If college teachers of a certain generation, one where tenure is dead and the itinerant adjunct trade is their life sentence are leaving, where does that leave the students of today and tomorrow? Likewise, if accomplished and good public school teachers are leaving the trade, what of the students in those institutions? Are they just being prepared for wage labor and prison…especially those in the worst and most under-served communities?

A slavish devotion to STEM programs is not the way forward. Yes, we need more scientists, engineers, and medical professionals. But, that should not come at the expense of the humanities, arts, and social sciences. The move towards privatization is a Right-wing austerity assault on the Enlightenment project, and a basic understanding that all parts of the mind and intellect should be nourished and trained for the Good Society.

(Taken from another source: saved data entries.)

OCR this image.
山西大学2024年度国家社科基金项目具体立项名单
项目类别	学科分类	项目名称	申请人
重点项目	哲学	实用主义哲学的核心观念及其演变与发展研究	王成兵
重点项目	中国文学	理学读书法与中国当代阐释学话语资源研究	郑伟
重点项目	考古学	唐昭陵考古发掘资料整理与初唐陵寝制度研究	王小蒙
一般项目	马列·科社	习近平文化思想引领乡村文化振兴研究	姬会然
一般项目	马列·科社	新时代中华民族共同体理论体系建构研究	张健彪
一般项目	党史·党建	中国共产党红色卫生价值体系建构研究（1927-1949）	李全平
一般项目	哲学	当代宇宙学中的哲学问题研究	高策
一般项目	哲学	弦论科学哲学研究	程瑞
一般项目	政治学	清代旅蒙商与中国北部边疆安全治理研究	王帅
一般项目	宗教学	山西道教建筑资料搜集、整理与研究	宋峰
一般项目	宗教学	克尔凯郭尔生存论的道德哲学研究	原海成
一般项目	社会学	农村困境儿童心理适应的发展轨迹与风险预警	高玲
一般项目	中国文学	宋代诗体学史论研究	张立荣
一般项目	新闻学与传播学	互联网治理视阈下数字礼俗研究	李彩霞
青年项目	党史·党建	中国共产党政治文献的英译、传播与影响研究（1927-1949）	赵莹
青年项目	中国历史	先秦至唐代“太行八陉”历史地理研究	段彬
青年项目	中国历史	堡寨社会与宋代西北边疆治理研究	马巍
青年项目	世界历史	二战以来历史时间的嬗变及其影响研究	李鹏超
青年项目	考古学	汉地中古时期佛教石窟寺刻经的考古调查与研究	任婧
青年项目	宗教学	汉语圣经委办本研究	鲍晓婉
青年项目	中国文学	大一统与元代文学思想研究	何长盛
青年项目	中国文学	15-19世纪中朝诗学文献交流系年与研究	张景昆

One can be talented in mathematics, but not be able to fully dream, as they were robbed of training in the creative arts and literature. A student can be adept at the natural and physical sciences, but be robbed of a knowledge of the social context within which their empirical truth–and the implications for it–exists, if not privy to the great thinkers in history, philosophy, sociology, economics, anthropology, and political science.

The corporate charter school model of education is a function of hyper-conservatism/neoliberalism run amok. As such, it is primarily a dressed up version of vocational training with the goal of creating passive, anti-intellectual, and insecure citizens who are not equipped to ask basic questions about society, power, justice, and politics in an era of scarcity and post-industrial political economy. Technicians are not necessarily good citizens.

For those of you on the front lines of this debate, please share your stories and insight. If you were going to fix the beast that is public education with the claws of profit maximizing corporatization deep in its nerves and sinews, and run by those who are trained in the ethic of creative destruction that is extreme capitalism, what would you do to improve America’s schools? “No” is not an option.